Die Partnerschaft mit dem Senegal bietet noch viel nicht genutztes Potential

© GettyImages/ugurhan

In der vergangenen Woche besuchte Angela Merkel Westafrika und machte dabei Station in Nigeria, Ghana und dem Senegal. Offiziell standen bei der Reise Wirtschaftsfragen im Mittelpunkt. Mit der Initiative "Compact with Africa", dem  Prestigeprojekt der deutschen  G20-Präsidentschaft, sollen unter anderem mehr Privatinvestitionen auf dem Kontinent ermöglicht werden, auch durch deutsche Firmen.

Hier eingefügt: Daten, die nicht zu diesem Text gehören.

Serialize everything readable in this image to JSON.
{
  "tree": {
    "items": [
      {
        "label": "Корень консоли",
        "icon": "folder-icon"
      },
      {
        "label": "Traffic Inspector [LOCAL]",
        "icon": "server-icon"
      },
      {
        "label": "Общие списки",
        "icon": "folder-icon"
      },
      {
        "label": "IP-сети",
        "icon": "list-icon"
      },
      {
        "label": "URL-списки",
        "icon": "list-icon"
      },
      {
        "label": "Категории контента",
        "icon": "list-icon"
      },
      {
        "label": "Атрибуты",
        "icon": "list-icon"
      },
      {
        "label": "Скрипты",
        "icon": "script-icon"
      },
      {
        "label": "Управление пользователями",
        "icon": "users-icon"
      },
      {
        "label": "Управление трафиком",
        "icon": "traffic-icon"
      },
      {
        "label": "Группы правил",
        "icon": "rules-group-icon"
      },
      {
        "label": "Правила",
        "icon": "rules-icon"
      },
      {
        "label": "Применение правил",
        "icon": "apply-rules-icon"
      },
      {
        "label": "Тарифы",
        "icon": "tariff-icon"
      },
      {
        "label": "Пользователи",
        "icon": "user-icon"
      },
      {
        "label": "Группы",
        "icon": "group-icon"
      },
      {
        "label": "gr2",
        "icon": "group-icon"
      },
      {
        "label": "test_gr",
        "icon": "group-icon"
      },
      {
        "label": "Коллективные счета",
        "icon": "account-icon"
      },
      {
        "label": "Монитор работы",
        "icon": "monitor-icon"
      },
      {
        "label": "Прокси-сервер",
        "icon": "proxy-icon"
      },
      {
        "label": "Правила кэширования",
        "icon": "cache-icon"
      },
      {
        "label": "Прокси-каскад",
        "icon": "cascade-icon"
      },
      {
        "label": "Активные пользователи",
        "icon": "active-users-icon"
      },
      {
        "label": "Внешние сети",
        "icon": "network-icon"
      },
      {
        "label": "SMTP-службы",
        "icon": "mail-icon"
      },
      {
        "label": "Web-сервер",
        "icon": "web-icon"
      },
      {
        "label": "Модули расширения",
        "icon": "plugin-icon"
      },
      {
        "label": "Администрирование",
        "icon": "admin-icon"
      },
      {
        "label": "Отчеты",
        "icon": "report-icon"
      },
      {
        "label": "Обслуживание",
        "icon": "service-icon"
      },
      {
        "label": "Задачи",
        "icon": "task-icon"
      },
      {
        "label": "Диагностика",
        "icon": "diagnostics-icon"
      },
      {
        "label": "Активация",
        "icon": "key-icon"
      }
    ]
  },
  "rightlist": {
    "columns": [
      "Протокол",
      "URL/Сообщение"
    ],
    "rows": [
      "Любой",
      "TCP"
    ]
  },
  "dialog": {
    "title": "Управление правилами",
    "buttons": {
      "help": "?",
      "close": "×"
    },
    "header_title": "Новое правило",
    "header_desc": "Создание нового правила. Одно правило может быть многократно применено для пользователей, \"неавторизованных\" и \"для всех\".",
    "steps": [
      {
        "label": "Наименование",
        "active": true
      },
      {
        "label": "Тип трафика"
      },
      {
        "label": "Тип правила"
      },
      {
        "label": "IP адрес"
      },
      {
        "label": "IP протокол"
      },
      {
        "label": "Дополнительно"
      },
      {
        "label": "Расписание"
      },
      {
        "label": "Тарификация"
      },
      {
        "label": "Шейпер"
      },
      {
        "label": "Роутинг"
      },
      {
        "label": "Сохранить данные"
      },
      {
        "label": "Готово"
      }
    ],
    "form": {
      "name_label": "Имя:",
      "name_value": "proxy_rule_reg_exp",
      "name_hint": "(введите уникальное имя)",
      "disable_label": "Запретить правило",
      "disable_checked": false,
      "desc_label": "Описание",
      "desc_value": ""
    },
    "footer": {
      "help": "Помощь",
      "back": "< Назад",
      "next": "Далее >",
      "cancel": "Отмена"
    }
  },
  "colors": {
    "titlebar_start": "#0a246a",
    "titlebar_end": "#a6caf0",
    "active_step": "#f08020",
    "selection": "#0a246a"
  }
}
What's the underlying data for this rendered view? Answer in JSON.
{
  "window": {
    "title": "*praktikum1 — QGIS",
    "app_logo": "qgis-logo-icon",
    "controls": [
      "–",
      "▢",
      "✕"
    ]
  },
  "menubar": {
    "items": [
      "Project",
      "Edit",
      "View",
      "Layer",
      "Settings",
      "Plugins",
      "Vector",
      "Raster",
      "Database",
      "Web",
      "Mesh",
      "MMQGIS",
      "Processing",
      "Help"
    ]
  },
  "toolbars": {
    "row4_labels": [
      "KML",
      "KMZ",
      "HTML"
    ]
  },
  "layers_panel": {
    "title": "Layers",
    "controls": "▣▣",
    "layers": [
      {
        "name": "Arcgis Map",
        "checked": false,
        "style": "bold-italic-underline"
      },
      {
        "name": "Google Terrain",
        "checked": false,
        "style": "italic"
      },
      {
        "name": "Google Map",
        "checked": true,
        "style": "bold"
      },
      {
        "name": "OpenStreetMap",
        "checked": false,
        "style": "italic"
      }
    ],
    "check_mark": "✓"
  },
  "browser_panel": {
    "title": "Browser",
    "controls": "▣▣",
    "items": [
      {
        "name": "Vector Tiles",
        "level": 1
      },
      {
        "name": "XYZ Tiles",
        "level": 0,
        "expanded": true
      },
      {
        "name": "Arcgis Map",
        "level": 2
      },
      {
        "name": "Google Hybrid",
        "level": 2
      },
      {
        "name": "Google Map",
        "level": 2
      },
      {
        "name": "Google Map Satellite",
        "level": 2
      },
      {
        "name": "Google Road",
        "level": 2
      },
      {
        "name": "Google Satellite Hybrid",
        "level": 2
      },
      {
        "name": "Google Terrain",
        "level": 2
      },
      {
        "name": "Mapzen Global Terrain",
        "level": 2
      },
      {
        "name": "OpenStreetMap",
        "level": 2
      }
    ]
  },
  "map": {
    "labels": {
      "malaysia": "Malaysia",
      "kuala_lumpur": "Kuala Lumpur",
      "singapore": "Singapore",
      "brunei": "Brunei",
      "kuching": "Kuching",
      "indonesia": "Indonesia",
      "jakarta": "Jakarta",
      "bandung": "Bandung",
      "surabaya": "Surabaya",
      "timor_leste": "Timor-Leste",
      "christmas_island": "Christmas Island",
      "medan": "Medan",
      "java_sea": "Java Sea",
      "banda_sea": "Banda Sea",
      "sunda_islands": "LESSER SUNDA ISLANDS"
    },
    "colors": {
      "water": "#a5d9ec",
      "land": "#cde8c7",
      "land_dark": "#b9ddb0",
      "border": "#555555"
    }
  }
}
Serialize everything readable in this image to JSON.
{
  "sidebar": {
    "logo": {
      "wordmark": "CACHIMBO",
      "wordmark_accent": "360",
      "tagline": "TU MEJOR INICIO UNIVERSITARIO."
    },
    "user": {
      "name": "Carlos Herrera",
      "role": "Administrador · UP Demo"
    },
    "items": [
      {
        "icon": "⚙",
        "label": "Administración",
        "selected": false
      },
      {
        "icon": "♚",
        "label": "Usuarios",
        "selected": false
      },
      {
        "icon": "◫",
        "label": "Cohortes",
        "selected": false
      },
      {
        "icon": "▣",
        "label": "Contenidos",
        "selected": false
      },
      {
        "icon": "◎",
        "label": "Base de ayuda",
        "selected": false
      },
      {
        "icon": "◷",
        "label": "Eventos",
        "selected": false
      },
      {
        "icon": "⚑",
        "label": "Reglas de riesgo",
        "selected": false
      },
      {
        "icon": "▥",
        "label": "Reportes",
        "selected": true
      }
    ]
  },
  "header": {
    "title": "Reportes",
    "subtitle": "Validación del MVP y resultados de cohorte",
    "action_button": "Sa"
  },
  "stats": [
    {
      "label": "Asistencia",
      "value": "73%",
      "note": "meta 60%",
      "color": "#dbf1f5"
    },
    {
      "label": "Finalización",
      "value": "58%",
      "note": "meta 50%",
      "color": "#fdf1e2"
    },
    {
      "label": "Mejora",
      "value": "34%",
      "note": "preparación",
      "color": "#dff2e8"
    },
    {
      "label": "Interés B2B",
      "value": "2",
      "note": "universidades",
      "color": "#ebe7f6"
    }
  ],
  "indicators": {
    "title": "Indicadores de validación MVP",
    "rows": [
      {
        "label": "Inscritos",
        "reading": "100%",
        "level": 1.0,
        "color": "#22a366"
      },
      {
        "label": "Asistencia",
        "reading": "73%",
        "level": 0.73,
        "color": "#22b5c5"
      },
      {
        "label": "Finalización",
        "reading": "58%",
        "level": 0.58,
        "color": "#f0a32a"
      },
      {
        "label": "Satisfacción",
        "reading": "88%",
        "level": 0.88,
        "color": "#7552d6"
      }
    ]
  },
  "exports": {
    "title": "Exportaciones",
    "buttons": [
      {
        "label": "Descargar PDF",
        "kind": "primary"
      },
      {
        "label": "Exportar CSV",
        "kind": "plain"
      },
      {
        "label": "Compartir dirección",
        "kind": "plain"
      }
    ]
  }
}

Freiheit.org sprach mit Mor Talla Kane, den Exekutivdirektor des nationalen senegalesischen Arbeitgeberverbandes (CNES), über die wirtschaftlichen Perspektiven des Senegal und der Zusammenarbeit mit Deutschland.

Die Förderung der afrikanischen Wirtschaftsentwicklung ist seit Jahren Teil von verschiedenen G-8 Initiativen und der „Neuen Partnerschaft für Afrikas Entwicklung“ (NEPAD) bis hin zum jetzigen G-20 "Compact with Africa". Haben diese Initiativen der letzten 20 Jahre für die Wirtschaft im Senegal positive Effekte gehabt?

Es stimmt zwar, dass es seit über zwei Jahrzehnten zahlreiche Initiativen zur schnelleren Entwicklung des afrikanischen Kontinents gibt, allerdings zielen die meisten dieser Initiativen vor allem auf die Bekämpfung von Armut und Unsicherheit sowie Demokratiestärkung und nur mittelbar auf die Förderung von Privatinvestitionen ab. Daher ziehen die neuen Ankündigungen der Bundeskanzlerin unsere Aufmerksamkeit auf sich.

Die Umsetzung der häufig von Industrieländern im Rahmen von G-8 diskutierten Initiativen und Maßnahmen zur Unterstützung der Entwicklungsbemühungen unserer Länder ist oft mangelhaft.  Dies liegt unter anderem daran, dass sich Beamte um die Festsetzung der Prioritäten und deren Umsetzung kümmern. Diese sind wirtschaftlichen Akteuren allerdings kaum bekannt. Folglich kann eine umfassende und korrekte Bewertung der Auswirkungen dieser Initiativen auf die senegalesische Wirtschaft nur sehr begrenzt bzw. mangelhaft ausfallen, da wir nicht genau im Bilde sind über die konkreten Verpflichtungen und Umsetzungsmaßnahmen der von den Politikern getroffenen Entscheidungen.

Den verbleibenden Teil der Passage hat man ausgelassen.